Software: código, nome e negócio precisam de proteções diferentes

Programa de computador é protegido pela Lei de Software e, subsidiariamente, pelo regime autoral, independentemente de registro. O registro no INPI reforça prova de autoria e titularidade sobre o código depositado. Ele não protege automaticamente nome do produto, ideia, funcionalidade, dados, modelo de negócio ou segredo técnico — cada camada exige instrumento próprio.

Registrar o código e esquecer o contrato é proteger a fotografia do programa enquanto a titularidade continua presa no computador de quem o desenvolveu.

Por Giovanny Maciel, Sócio-fundador

Software pode envolver pelo menos três ativos diferentes: código, nome comercial e conhecimento confidencial. Registro de programa de computador não substitui marca; marca não protege código; NDA não cria direito autoral sobre obra que a empresa não adquiriu corretamente.

A Lei nº 9.609/1998 estabelece regime específico para programas de computador, com aplicação subsidiária da legislação autoral. O INPI mantém serviço de registro de software.

Titularidade deve ser resolvida no contrato de desenvolvimento

Funcionário, sócio, freelancer e software house podem participar do código. Contrato precisa tratar escopo, repositório, bibliotecas de terceiros, cessão ou titularidade e entrega de documentação. A análise depende da relação concreta e da lei aplicável.

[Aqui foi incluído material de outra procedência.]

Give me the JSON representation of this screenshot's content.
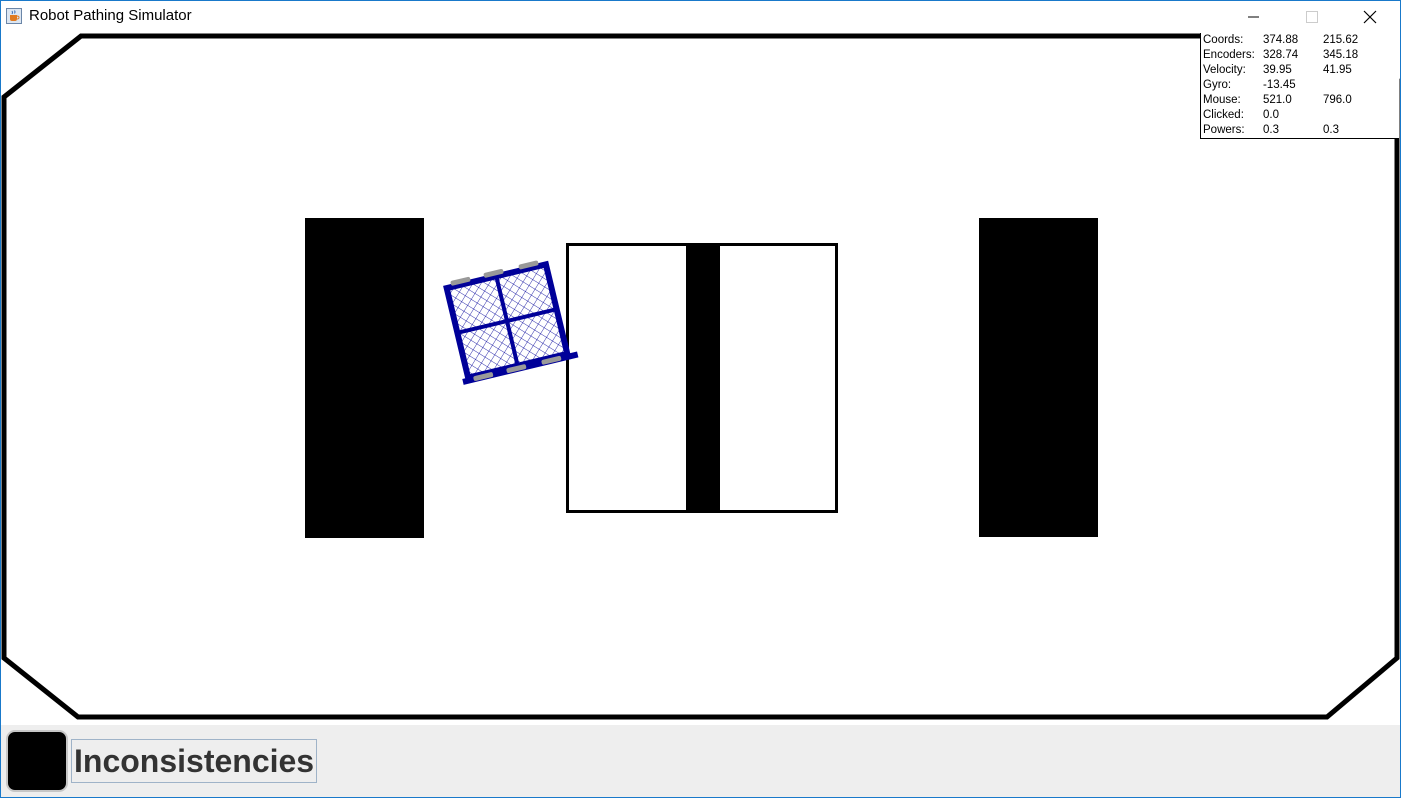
{
  "window": {
    "title": "Robot Pathing Simulator",
    "icon": "java-cup-icon",
    "controls": [
      "minimize-icon",
      "maximize-icon",
      "close-icon"
    ]
  },
  "telemetry": {
    "rows": [
      {
        "label": "Coords:",
        "v1": "374.88",
        "v2": "215.62"
      },
      {
        "label": "Encoders:",
        "v1": "328.74",
        "v2": "345.18"
      },
      {
        "label": "Velocity:",
        "v1": "39.95",
        "v2": "41.95"
      },
      {
        "label": "Gyro:",
        "v1": "-13.45",
        "v2": ""
      },
      {
        "label": "Mouse:",
        "v1": "521.0",
        "v2": "796.0"
      },
      {
        "label": "Clicked:",
        "v1": "0.0",
        "v2": ""
      },
      {
        "label": "Powers:",
        "v1": "0.3",
        "v2": "0.3"
      }
    ]
  },
  "robot": {
    "color": "#000099",
    "wheel_color": "#999999"
  },
  "field": {
    "border_color": "#000000",
    "obstacle_color": "#000000"
  },
  "bottom": {
    "swatch_color": "#000000",
    "status_text": "Inconsistencies"
  }
}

Camadas jurídicas de um software Código, titularidade, marca, dados e segredo de negócio não cabem em um único registro. códigocontratosmarcadadossegredo
Registrar o código e esquecer o contrato é proteger a fotografia do programa enquanto a titularidade continua presa no computador de quem o desenvolveu.

Registro ajuda na prova, mas não corrige cadeia contratual.

Depósito pode documentar código e titular declarado; não transforma automaticamente em titular quem não recebeu os direitos necessários. Versões importantes devem ter histórico de autoria e commits organizados.

Nome do produto é outra camada

Se o software será comercializado sob sinal distintivo, faça pesquisa de marca e avalie pedido no INPI. Proteção do código não impede concorrente de usar nome semelhante quando não existe direito marcário suficiente.

Componentes open source exigem governança

Bibliotecas podem impor licenças e obrigações próprias. Inventário de dependências, versões e licenças reduz risco em due diligence e distribuição comercial. Esse tema não é resolvido pelo registro do programa.

Para algoritmos, know-how ou documentação não divulgada, veja segredo de negócio e implemente controle de acesso proporcional ao valor da informação.

Segurança do repositório também é parte da prova

Controle de acesso, histórico de commits e branches ajudam a demonstrar desenvolvimento ao longo do tempo e autoria de versões. Backup sem histórico pode preservar código, mas perde contexto de criação.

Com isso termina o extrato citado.